Nearly 2,000 Catholic perpetrators, including 572 priests, allegedly abused 4,444 children over many decades in complaints made to the Church between 1980 and 2015, Australia’s Royal Commission into Institutional Responses to Child Sexual Abuse has been told. The shocking figures were delivered on the opening day of the Commission’s “wrap-up” hearing into the Catholic Church.

Senior Counsel Assisting the Commission, Gail Furness, said in her opening address that 60 per cent of survivors attending a private session with the Commission had reported abuse in faith-based institutions – nearly two-thirds of them in Catholic institutions. Overall, 37 per cent of all survivors who attended private sessions reported sexual abuse in a Catholic institution. It was the Commission’s 50th public hearing in the past four years.

Furness said that between January 1980 and February 2015, 4,444 people made allegations of child sexual abuse in more than 1,000 separate Catholic institutions.
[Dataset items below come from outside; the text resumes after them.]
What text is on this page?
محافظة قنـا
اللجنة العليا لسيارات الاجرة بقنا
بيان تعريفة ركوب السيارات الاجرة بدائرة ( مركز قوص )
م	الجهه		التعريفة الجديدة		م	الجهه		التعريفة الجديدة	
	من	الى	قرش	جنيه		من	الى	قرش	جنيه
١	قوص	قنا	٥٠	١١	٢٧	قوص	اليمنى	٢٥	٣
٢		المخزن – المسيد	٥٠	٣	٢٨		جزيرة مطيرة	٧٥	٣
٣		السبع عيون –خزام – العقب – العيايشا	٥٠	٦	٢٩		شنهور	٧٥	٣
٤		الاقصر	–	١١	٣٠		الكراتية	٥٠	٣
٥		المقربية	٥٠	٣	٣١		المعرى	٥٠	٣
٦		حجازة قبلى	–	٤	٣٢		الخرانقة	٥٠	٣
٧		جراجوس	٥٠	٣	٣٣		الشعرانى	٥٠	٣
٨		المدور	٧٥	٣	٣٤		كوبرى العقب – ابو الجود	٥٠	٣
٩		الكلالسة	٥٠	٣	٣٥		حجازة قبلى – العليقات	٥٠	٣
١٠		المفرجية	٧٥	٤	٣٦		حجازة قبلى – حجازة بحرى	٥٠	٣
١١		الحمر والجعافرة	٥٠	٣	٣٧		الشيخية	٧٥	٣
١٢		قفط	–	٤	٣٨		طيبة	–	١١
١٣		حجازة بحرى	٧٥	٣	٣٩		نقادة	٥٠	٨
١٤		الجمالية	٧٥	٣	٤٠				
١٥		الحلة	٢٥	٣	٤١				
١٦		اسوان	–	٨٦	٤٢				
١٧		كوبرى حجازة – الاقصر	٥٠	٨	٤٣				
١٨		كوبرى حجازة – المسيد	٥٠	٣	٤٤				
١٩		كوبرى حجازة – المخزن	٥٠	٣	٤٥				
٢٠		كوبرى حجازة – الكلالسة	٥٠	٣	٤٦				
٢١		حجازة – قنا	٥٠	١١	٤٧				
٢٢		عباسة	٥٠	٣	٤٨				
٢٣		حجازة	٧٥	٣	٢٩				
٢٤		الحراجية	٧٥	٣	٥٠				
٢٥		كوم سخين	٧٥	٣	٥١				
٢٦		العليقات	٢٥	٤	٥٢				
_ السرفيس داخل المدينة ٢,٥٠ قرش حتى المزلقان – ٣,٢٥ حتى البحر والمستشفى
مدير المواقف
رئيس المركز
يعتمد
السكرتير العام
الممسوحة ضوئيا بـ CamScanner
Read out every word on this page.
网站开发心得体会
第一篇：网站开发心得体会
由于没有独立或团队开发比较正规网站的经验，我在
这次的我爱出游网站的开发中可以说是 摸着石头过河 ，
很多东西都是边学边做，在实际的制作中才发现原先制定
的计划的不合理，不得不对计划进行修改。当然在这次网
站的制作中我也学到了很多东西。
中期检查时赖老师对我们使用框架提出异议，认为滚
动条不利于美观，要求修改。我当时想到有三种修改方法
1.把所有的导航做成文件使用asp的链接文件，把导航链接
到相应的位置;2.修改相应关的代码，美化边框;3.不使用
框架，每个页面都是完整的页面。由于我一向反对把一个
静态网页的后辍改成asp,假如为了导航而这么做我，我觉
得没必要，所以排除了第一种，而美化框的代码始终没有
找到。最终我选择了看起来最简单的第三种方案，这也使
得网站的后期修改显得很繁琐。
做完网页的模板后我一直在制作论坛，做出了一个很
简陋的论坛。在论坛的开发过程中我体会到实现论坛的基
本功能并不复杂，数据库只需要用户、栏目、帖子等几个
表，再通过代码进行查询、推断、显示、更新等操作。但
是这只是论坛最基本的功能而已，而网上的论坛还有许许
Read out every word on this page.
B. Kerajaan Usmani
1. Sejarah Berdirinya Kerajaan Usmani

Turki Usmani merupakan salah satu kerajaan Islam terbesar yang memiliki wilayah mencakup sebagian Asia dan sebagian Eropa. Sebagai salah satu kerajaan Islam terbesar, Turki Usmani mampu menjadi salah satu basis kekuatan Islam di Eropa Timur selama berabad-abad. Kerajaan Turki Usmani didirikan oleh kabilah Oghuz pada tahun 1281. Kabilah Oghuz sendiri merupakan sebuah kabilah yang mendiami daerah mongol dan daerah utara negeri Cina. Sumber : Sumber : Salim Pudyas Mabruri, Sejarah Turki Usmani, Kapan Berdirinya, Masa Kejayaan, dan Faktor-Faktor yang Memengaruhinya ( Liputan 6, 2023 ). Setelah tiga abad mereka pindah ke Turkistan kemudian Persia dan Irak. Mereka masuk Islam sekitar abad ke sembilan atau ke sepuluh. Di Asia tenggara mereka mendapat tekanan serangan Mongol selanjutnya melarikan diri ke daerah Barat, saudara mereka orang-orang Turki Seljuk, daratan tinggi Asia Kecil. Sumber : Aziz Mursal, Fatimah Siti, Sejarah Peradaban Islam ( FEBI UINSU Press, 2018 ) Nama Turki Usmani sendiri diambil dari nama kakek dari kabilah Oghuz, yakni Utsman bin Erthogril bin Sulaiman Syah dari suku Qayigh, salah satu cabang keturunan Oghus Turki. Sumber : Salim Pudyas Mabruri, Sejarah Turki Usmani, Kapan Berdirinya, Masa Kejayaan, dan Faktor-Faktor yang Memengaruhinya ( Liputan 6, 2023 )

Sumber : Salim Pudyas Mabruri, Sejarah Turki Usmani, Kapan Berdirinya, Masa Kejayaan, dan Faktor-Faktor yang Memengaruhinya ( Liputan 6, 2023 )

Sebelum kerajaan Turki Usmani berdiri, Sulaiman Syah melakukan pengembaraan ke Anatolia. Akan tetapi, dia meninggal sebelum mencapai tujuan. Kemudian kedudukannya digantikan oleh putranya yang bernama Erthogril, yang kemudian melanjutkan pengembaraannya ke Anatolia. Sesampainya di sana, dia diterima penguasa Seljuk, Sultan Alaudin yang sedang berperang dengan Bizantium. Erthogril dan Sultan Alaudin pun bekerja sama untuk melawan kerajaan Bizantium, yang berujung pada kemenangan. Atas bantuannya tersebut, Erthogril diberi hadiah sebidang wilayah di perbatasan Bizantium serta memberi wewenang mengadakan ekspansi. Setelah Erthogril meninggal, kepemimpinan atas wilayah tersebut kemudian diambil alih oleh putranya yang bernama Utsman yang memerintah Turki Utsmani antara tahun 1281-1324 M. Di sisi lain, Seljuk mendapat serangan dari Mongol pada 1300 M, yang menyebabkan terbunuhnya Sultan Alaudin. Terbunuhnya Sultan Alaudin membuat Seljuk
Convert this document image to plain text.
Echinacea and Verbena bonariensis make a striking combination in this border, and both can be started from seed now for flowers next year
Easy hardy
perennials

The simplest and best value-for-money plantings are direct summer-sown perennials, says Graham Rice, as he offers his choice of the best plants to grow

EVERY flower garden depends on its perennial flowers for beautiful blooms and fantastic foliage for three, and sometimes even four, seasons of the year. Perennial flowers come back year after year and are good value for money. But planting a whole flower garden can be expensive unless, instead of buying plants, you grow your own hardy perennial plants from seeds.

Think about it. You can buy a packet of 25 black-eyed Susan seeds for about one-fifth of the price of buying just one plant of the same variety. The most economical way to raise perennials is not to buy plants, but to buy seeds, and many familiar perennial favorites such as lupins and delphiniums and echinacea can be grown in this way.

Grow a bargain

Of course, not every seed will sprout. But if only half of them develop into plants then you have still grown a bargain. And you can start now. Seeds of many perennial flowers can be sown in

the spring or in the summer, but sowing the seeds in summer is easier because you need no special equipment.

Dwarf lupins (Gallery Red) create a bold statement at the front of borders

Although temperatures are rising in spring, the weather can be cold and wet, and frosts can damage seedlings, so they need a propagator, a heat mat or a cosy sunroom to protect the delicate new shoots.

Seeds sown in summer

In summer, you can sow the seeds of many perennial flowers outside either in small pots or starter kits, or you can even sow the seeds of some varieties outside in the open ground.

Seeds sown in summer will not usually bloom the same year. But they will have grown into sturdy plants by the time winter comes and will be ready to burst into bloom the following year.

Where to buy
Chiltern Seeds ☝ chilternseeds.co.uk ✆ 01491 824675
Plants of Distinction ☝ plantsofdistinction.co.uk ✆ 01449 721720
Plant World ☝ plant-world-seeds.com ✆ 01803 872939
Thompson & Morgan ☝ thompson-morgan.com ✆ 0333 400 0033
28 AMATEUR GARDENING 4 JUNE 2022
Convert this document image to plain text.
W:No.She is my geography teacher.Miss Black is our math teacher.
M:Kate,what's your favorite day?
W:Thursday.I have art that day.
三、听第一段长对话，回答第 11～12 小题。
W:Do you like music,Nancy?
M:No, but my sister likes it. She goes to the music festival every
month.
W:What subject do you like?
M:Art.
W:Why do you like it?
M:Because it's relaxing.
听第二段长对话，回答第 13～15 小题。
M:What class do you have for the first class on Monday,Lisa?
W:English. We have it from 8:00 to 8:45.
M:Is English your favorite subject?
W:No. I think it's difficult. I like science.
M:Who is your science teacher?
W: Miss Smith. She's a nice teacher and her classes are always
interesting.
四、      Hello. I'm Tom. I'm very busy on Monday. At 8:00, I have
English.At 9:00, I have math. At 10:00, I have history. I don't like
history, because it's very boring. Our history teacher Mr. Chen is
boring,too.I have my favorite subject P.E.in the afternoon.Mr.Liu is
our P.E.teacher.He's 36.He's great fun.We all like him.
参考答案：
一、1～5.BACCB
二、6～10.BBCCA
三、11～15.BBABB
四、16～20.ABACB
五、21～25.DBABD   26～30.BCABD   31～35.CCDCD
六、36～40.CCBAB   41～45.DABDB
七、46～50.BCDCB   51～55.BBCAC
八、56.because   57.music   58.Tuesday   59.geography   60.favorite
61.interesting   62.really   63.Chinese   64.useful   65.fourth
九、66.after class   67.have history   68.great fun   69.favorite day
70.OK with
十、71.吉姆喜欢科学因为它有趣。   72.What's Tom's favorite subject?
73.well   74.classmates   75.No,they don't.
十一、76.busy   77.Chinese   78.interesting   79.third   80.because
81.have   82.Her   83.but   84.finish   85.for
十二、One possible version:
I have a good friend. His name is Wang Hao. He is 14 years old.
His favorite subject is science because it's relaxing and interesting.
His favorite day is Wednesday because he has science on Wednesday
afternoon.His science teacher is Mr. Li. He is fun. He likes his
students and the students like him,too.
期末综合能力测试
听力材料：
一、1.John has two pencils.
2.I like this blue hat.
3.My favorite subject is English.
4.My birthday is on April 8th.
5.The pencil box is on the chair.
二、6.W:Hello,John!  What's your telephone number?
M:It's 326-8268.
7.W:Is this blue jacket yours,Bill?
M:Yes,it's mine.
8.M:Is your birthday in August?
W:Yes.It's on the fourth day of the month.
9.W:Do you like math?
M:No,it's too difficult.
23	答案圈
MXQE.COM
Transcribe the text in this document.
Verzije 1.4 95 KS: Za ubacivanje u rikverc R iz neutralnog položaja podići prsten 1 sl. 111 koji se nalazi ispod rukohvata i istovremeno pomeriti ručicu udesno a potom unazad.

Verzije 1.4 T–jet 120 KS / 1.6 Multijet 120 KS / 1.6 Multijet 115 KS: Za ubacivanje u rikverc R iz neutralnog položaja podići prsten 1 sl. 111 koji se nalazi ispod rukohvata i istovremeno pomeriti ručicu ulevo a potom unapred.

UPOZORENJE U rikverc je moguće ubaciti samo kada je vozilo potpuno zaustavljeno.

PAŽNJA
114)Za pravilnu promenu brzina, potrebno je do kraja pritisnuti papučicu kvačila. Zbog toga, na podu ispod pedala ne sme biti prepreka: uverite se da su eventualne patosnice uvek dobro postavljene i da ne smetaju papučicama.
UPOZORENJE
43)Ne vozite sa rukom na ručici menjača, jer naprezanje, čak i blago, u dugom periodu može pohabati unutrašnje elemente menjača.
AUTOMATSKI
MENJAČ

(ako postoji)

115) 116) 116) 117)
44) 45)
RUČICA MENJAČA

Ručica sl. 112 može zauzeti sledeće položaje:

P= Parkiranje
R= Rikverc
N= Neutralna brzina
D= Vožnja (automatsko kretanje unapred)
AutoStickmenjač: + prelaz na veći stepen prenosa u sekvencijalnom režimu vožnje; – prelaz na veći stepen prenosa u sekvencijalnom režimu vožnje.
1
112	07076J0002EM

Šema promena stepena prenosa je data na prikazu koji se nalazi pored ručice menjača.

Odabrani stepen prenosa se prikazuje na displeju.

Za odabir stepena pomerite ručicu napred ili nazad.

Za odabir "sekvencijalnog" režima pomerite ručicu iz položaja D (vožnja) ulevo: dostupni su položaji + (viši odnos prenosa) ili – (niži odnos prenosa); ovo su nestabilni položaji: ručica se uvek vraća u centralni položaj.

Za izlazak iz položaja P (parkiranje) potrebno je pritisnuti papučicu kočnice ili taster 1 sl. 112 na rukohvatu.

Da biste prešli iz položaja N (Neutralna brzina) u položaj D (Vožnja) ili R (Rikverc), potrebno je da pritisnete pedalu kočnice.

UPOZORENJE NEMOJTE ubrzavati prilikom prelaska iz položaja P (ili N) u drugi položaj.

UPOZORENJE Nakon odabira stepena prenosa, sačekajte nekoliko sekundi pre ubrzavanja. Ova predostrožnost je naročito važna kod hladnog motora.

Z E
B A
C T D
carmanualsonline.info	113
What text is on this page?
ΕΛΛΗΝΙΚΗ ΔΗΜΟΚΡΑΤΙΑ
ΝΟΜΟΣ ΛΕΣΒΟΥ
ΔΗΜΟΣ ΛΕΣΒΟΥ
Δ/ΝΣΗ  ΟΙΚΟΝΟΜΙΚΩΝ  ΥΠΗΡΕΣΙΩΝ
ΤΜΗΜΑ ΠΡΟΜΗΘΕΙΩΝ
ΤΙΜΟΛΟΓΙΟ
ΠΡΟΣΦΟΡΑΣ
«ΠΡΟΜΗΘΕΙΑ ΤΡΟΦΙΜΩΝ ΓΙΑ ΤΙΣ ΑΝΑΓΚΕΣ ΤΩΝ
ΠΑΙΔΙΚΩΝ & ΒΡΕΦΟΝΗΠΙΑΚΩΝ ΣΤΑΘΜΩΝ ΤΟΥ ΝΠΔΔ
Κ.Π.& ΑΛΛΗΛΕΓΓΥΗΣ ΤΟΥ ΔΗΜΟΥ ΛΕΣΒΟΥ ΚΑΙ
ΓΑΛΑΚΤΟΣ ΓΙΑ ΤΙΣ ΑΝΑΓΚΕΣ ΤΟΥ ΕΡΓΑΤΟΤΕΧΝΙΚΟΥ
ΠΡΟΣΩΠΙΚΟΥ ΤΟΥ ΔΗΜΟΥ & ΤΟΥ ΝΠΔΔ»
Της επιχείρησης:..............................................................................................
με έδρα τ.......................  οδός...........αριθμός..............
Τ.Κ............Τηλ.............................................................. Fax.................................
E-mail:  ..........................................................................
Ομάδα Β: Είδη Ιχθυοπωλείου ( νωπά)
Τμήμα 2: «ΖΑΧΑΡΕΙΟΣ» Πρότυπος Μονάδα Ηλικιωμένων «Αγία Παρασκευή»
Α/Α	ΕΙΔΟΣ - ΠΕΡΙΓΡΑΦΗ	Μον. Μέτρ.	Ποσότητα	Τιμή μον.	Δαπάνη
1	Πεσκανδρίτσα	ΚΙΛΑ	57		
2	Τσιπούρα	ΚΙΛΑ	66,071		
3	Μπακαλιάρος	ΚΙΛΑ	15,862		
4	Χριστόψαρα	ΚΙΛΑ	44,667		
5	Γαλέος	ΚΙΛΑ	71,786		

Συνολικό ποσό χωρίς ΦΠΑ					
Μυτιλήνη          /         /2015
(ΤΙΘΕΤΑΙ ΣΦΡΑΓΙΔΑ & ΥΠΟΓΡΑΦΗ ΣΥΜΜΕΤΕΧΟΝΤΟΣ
No limitation has been imposed relating to the date of the alleged incidents of child sexual abuse.
The average age of the victim at the time of the abuse was 10.5 for girls and 11.6 for boys, with 78 per cent of those making the claim being male. Of the 1,880 alleged perpetrators identified in claims of child sexual abuse, she said 32 per cent were religious brothers, 30 per cent priests, 29 per cent were lay people and 5 per cent were religious sisters. Nine out of 10 of the alleged perpetrators were male. “Overall, 7 per cent of priests were alleged perpetrators,” she said. The Victorian Diocese of Sale had the highest overall proportion of priests from 1950-2010 who were alleged perpetrators, at 15.1 per cent. But the figure was 40.4 per cent for the St John of God Brothers among brothers-only orders.

Furness cited two instances in which the Commission had failed to obtain documents requested from the Vatican. She added that accounts given by survivors of four institutions in Western Australia run by the Christian Brothers were “particularly harrowing”, while the Victorian Diocese of Ballarat also had been a focus. “The accounts were depressingly similar. Children were ignored or worse, punished. Allegations were not investigated. Priests and religious were moved. Secrecy prevailed as did cover-ups.”

The CEO of the Church’s Truth, Justice and Healing Council, Francis Sullivan, said that the numbers that had been revealed were “shocking, tragic and indefensible”.